A ampliação da licença-paternidade para até 20 dias, aprovada pela Câmara dos Deputados e em tramitação no Senado, é considerada um avanço, mas ainda insuficiente para promover uma divisão mais equilibrada das responsabilidades parentais entre homens e mulheres.
O Projeto de Lei 3935/2008, aprovado na última terça-feira (4), propõe o aumento gradual do benefício, hoje de cinco dias. Para a socióloga e psicanalista Marta Bergamin, da Fundação Escola de Sociologia e Política de São Paulo, a medida é positiva, mas não altera o cenário em que as mulheres seguem sobrecarregadas com o cuidado dos filhos.
“No Brasil, as mulheres ainda são vistas como as principais cuidadoras, enquanto os homens permanecem mais voltados para o mercado de trabalho e a vida pública. Esses 20 dias mudam um pouco, mas não enfrentam a divisão desigual da dupla jornada feminina”, afirmou Bergamin.
Ela defende políticas que incentivem a licença parental compartilhada, como ocorre em países europeus. “Há lugares em que pais e mães podem dividir meses de licença conforme a realidade de cada família. Aqui, ainda estamos engatinhando nesse debate”, completou.
O sociólogo Rafael da Costa, que será pai em breve, também avalia a medida como positiva, porém limitada. “É um avanço que chega tarde.
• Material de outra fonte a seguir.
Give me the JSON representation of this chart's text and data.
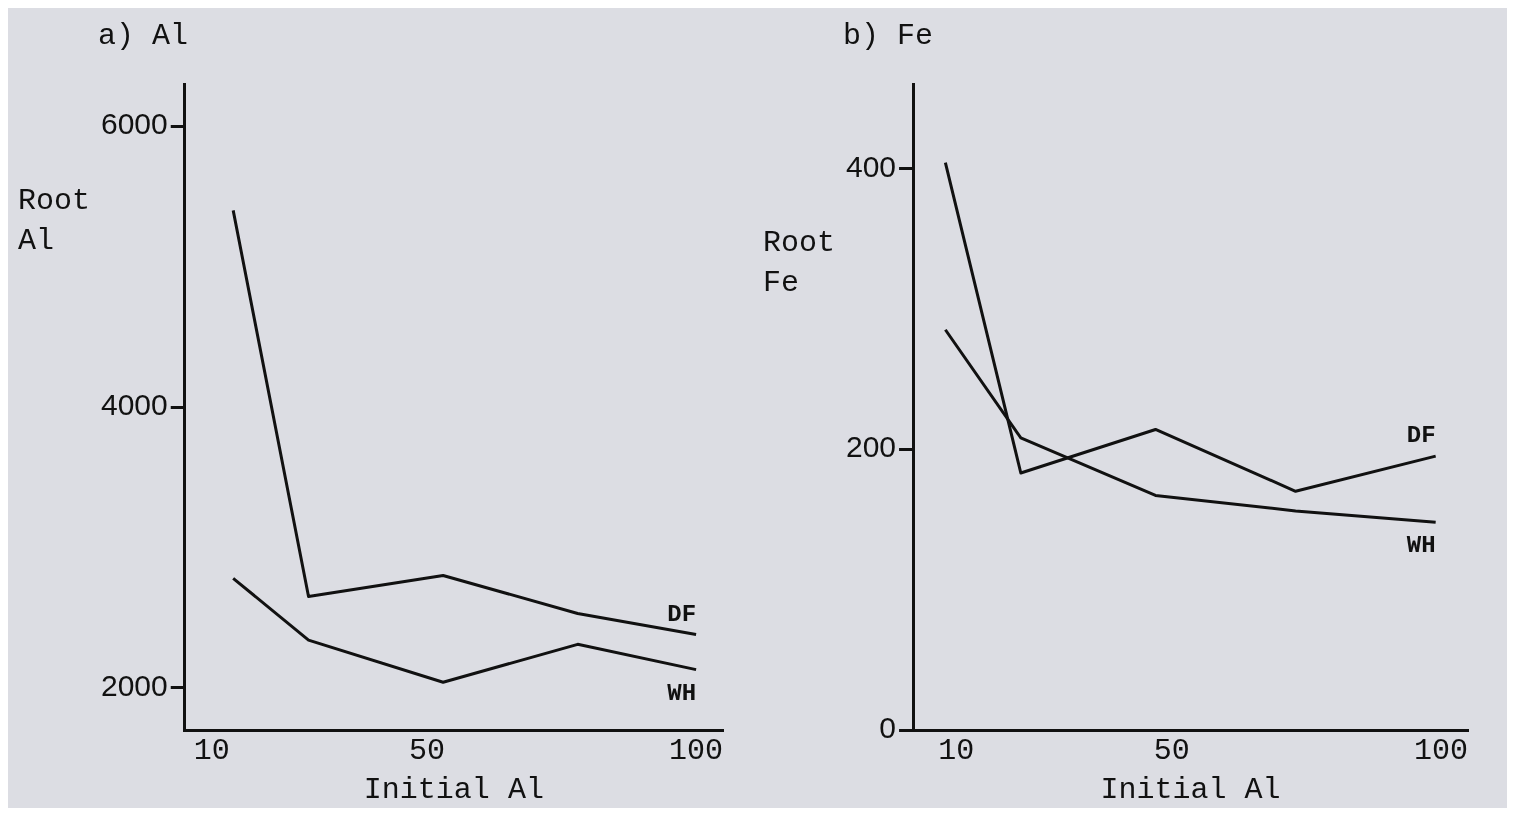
{
  "chart_data": [
    {
      "type": "line",
      "title": "a) Al",
      "xlabel": "Initial Al",
      "ylabel": "Root Al",
      "xlim": [
        5,
        105
      ],
      "xticks": [
        10,
        50,
        100
      ],
      "ylim": [
        1700,
        6300
      ],
      "yticks": [
        2000,
        4000,
        6000
      ],
      "grid": false,
      "legend": false,
      "marker": "none",
      "line_style": "solid",
      "series": [
        {
          "name": "DF",
          "color": "#111111",
          "x": [
            14,
            28,
            53,
            78,
            100
          ],
          "values": [
            5400,
            2650,
            2800,
            2530,
            2380
          ]
        },
        {
          "name": "WH",
          "color": "#111111",
          "x": [
            14,
            28,
            53,
            78,
            100
          ],
          "values": [
            2780,
            2340,
            2040,
            2310,
            2130
          ]
        }
      ]
    },
    {
      "type": "line",
      "title": "b) Fe",
      "xlabel": "Initial Al",
      "ylabel": "Root Fe",
      "xlim": [
        2,
        105
      ],
      "xticks": [
        10,
        50,
        100
      ],
      "ylim": [
        0,
        460
      ],
      "yticks": [
        0,
        200,
        400
      ],
      "grid": false,
      "legend": false,
      "marker": "none",
      "line_style": "solid",
      "series": [
        {
          "name": "DF",
          "color": "#111111",
          "x": [
            8,
            22,
            47,
            73,
            99
          ],
          "values": [
            404,
            183,
            214,
            170,
            195
          ]
        },
        {
          "name": "WH",
          "color": "#111111",
          "x": [
            8,
            22,
            47,
            73,
            99
          ],
          "values": [
            285,
            208,
            167,
            156,
            148
          ]
        }
      ]
    }
  ]
}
A discussão sobre licença parental já acontece há décadas em outros países. Além disso, o benefício no Brasil vale apenas para trabalhadores com carteira assinada, o que exclui milhões de pais na informalidade”, destacou.
Do ponto de vista econômico, o economista Euzébio Sousa considera que a medida também contribui para reduzir desigualdades de gênero no mercado de trabalho. “Quando o cuidado é compartilhado, as empresas passam a ver tanto homens quanto mulheres como igualmente responsáveis pela família. Isso ajuda a equilibrar as oportunidades profissionais”, explicou.
Entre as categorias trabalhistas, os bancários de São Paulo, Osasco e região já contam com a licença-paternidade de 20 dias desde 2016, garantida pela Convenção Coletiva de Trabalho (CCT).
“A conquista é benéfica para os pais e para as crianças, além de contribuir para uma melhor divisão das responsabilidades familiares”, destacou Neiva Ribeiro, presidente do Sindicato dos Bancários de São Paulo, Osasco e Região.